Il FBI ha insistito che Pyongyang fosse responsabile dell’attacco, ma pochi esperti indipendenti ne sono convinti. Ci sono sempre più sospetti invece che il blackout della rete della Corea del Nord sia stato causato da un sofisticato attacco informatico architettato dagli Stati Uniti.
Come è stato sottolineato da esperti di primo piano di cybersecurity, una delle insidie principali degli attacchi informatici è la difficoltà nello stabilirne l’origine. Attori statali e non statali sono in grado di lanciare attacchi con origini mascherate in modo complesso, che possono causare insicurezza nel procedimento di risposta. È difficile, e a volte addirittura impossibile, rispondere in maniera appropriata quando si verifica un grosso attacco informatico. L’incertezza intrinseca nelle relazioni tra Cina e Stati Uniti genera di per sé instabilità. Ma, dal momento che entrambi possiedono competenze e strumenti per la guerra elettronica tra i più avanzati al mondo, un conflitto tra Pechino e Washington potrebbe esplodere e svilupparsi rapidamente a causa di informazioni sbagliate.
La causa dell’interruzione dell’internet nordcoreana forse non verrà mai individuata. Ma ciò che più conta, nel lungo periodo, è ciò che i governanti ritengono sia accaduto: è questo che darà forma alle decisioni future sulla cybersecurity.
Se i leader cinesi e quelli nordcoreani ritengono che gli Stati Uniti abbiano fatto collassare l’intera rete internet di un paese in risposta a un attacco contro una delle loro corporation, ciò produrrà serie implicazioni per le relazioni internazionali. Finora, già altre volte gli Stati Uniti avevano accusato hacker cinesi e russi di aver colpito aziende americane. Ma il crash nordcoreano può essere letto come un avvertimento: ora gli Stati Uniti sono disposti a rispondere agli attacchi contro organizzazioni private.

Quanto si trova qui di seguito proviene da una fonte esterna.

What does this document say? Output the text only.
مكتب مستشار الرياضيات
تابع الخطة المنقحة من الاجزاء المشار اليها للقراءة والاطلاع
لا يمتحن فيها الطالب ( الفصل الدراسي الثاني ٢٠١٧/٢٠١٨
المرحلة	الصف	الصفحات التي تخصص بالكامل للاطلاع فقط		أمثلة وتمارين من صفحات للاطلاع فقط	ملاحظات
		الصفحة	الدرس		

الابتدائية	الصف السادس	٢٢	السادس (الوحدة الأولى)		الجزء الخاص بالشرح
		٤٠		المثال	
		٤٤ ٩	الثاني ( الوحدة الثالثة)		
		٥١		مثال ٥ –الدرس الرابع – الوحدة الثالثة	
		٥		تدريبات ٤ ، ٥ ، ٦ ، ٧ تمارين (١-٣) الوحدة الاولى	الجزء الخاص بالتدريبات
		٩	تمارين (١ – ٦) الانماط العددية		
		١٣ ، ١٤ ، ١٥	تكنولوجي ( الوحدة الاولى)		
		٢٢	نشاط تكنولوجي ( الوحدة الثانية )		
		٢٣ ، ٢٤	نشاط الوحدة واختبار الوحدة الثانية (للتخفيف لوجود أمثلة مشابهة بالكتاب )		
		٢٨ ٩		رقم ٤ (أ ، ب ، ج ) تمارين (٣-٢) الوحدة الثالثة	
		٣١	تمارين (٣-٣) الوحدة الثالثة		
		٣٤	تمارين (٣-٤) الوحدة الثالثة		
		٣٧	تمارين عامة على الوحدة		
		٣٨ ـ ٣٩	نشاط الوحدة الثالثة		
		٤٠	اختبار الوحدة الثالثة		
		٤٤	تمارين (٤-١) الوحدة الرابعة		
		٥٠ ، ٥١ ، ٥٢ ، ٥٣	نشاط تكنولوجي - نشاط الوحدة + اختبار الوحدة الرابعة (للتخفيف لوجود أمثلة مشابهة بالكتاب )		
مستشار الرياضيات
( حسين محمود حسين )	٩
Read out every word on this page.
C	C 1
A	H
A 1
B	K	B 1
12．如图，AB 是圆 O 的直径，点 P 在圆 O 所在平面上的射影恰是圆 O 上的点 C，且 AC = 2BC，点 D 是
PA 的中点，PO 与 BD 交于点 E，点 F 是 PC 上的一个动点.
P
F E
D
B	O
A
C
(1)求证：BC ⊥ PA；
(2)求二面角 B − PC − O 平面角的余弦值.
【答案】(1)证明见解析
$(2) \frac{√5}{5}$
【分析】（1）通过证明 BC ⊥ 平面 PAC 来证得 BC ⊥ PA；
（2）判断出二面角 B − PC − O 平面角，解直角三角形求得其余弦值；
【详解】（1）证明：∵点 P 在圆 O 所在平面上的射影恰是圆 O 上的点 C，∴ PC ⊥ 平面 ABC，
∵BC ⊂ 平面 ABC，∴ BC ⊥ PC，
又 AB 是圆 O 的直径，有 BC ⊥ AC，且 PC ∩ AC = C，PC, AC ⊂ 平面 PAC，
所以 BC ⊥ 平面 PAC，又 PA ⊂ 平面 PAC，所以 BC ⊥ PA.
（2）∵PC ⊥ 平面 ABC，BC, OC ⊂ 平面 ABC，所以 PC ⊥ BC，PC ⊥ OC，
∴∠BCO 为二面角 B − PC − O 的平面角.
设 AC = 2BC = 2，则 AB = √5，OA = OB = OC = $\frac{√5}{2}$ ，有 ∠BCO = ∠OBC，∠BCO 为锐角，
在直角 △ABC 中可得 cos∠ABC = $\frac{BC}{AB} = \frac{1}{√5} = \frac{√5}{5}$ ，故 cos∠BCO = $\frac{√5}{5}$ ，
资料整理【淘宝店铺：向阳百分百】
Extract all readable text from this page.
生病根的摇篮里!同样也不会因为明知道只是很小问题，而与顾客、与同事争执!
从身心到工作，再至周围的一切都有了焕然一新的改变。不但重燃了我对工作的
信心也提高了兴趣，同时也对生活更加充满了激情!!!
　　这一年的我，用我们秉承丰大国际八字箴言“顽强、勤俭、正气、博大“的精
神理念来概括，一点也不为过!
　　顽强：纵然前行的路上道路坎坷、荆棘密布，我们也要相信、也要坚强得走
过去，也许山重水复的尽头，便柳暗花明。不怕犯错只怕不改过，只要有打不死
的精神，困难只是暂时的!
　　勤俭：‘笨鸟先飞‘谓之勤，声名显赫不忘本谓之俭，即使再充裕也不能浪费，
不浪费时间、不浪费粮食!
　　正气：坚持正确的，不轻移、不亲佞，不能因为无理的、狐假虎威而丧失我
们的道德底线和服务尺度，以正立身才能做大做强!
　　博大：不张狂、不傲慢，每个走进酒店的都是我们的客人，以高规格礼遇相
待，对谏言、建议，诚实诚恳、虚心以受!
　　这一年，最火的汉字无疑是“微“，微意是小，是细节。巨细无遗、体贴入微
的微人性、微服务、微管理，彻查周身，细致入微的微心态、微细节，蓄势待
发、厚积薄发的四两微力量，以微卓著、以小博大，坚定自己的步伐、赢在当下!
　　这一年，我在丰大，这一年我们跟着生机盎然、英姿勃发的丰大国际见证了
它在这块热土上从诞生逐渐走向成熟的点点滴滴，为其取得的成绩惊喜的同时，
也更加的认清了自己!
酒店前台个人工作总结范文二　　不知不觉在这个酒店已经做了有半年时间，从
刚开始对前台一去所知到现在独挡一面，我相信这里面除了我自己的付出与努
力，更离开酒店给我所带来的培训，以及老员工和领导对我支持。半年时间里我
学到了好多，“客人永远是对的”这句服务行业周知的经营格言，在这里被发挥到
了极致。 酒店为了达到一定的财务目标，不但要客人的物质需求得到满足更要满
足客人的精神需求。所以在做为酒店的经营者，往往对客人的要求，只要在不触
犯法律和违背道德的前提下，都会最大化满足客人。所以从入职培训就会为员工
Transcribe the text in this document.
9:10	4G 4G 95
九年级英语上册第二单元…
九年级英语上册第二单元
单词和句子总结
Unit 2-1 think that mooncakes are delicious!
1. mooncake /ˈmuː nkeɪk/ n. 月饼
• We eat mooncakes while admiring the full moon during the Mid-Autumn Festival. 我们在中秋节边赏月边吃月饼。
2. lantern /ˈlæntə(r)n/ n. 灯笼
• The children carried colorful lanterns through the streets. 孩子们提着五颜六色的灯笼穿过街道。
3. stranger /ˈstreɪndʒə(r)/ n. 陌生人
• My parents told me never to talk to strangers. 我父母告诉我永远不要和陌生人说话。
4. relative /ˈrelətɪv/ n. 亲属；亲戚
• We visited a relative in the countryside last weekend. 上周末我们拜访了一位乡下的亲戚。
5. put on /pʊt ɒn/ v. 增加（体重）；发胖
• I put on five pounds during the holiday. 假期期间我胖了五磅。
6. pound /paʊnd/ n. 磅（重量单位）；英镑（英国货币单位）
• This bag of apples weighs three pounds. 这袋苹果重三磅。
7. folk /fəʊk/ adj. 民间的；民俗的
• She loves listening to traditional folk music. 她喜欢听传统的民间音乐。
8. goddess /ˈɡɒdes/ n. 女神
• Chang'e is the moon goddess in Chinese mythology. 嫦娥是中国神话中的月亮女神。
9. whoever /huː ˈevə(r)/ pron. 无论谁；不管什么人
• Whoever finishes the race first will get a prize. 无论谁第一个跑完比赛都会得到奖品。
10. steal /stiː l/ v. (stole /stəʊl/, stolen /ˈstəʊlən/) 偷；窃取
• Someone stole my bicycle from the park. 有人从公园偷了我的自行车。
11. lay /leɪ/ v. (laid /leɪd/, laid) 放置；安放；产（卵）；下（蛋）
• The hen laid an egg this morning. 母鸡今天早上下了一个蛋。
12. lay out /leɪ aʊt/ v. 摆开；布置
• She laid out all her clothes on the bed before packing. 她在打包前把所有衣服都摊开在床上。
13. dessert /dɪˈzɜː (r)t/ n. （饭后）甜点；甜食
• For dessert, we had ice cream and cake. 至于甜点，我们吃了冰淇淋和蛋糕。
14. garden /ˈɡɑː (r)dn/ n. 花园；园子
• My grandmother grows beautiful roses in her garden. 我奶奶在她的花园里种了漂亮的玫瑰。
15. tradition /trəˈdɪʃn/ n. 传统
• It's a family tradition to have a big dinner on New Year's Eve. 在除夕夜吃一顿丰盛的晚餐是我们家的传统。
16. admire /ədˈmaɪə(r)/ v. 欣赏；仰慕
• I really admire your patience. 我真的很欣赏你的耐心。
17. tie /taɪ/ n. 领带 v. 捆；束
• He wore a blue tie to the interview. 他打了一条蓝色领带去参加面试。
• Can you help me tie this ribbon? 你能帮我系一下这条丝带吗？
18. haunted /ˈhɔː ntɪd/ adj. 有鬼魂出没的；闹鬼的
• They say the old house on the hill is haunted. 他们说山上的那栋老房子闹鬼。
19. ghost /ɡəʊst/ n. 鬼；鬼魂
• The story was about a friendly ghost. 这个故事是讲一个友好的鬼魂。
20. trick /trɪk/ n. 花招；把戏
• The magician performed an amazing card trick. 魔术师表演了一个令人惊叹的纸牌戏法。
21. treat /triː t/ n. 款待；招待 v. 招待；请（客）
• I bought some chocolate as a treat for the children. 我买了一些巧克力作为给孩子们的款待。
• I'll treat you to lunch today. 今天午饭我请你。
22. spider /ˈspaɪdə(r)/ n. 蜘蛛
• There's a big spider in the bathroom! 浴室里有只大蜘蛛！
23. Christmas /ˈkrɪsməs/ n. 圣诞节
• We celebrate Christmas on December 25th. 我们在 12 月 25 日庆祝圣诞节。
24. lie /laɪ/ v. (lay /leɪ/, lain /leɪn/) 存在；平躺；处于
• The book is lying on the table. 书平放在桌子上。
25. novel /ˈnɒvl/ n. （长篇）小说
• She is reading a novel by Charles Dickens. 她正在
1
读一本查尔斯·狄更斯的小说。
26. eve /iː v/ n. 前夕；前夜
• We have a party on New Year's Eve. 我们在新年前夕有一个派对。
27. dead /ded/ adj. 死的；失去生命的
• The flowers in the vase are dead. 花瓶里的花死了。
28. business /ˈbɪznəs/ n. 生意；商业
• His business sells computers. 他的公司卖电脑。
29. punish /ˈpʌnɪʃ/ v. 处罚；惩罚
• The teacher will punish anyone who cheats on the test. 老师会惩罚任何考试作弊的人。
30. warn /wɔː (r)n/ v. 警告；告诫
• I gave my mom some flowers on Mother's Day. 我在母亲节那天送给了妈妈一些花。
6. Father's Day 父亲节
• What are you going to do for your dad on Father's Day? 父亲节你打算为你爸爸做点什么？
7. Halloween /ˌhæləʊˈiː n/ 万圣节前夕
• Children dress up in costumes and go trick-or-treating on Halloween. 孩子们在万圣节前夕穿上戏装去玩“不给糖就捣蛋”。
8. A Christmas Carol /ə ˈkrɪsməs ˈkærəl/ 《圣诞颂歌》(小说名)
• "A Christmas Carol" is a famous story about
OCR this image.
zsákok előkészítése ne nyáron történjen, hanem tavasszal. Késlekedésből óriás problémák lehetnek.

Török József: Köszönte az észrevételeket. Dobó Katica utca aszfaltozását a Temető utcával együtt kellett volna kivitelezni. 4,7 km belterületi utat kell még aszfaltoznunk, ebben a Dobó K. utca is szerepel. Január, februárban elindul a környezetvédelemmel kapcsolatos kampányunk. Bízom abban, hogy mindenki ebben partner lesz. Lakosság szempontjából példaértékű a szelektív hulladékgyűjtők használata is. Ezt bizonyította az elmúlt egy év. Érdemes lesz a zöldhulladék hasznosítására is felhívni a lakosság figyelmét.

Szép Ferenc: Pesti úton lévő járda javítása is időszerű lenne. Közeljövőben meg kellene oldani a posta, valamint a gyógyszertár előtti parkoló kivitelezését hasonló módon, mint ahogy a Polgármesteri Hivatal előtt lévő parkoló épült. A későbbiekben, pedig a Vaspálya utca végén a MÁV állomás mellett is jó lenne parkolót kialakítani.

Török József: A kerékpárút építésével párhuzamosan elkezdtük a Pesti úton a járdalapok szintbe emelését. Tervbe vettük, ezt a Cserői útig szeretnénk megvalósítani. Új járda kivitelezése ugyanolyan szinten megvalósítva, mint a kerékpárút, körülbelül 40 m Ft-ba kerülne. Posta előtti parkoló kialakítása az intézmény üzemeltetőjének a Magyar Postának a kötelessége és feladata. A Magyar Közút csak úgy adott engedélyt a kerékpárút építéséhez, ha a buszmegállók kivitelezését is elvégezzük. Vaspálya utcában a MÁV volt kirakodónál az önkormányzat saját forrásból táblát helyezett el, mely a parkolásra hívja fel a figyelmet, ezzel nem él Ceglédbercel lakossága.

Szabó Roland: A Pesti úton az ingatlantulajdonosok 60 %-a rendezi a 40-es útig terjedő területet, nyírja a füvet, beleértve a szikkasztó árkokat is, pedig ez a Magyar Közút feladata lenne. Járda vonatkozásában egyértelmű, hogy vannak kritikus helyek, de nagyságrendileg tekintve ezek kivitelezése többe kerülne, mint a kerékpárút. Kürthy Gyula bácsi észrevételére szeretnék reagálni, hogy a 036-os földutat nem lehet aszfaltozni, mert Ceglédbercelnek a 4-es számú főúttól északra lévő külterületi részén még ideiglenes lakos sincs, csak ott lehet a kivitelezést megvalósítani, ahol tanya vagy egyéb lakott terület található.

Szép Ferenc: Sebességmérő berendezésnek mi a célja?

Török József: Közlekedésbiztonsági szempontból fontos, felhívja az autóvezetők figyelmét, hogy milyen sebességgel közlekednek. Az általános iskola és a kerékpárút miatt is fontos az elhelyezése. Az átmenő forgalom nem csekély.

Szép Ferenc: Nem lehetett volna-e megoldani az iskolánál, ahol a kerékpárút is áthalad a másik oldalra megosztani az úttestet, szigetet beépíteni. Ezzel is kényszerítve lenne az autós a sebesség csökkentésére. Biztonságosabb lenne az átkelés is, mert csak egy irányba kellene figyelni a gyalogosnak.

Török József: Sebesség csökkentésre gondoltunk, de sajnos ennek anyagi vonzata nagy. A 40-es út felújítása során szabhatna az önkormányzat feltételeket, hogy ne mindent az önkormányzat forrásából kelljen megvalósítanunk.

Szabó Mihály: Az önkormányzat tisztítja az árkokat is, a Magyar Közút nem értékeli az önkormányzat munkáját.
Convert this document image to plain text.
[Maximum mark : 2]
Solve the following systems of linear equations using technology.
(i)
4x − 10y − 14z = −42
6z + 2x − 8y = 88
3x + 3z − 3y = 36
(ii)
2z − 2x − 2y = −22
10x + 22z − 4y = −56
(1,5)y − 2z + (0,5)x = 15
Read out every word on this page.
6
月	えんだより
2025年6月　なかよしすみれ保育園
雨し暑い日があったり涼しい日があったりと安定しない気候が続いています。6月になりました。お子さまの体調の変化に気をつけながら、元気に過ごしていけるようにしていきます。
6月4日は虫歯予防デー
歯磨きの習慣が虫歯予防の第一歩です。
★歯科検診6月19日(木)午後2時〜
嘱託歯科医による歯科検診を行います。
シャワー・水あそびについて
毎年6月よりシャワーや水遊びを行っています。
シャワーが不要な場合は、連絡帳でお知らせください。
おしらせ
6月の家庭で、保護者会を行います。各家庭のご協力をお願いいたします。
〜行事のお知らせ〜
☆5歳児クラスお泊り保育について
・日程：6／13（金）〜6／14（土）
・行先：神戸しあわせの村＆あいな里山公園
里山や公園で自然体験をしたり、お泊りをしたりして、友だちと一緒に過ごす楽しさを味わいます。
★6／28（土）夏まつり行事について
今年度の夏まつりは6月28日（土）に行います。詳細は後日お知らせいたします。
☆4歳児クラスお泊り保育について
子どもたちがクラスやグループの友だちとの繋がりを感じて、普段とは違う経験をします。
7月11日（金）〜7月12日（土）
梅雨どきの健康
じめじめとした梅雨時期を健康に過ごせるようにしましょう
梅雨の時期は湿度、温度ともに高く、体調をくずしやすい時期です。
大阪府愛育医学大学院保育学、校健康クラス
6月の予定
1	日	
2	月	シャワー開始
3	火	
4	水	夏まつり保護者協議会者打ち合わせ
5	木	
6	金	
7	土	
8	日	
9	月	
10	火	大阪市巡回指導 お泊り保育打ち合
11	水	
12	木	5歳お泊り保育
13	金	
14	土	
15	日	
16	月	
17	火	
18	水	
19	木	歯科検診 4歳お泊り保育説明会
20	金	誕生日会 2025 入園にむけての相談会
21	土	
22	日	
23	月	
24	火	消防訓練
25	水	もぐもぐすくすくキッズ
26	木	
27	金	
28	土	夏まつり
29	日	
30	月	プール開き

Ma se è sembrato che gli Stati Uniti si siano vendicati impulsivamente sulla base di false informazioni o, ancora peggio, utilizzando l’attacco contro Sony come pretesto per esibire le loro capacità informatiche, ciò metterà certamente sulle spine i leader stranieri.
Questo incidente ha trascinato gli Stati Uniti e la Cina verso un serio stallo politico e ha ravvivato l’amicizia storica tra Corea del Nord e Cina. Dal momento che la rete internet nordcoreana è cablata attraverso la Cina, il possibile attacco informatico statunitense deve essere stato avvertito da Pechino davvero come “troppo vicino”. Il governo cinese ha iniziato a censurare le notizie giornalistiche sull’avvenimento e ha annunciato una sua inchiesta indipendente, mettendo in dubbio il documento del FBI. Nel frattempo, una violazione di minore portata della rete informatica di una centrale nucleare sudcoreana ha scatenato brevemente il panico (mettendo in allerta l’intera regione), nel timore che si trattasse di una vendetta nordcoreana, perpetrata mediante un più grave atto di terrorismo informatico contro un alleato degli Stati Uniti.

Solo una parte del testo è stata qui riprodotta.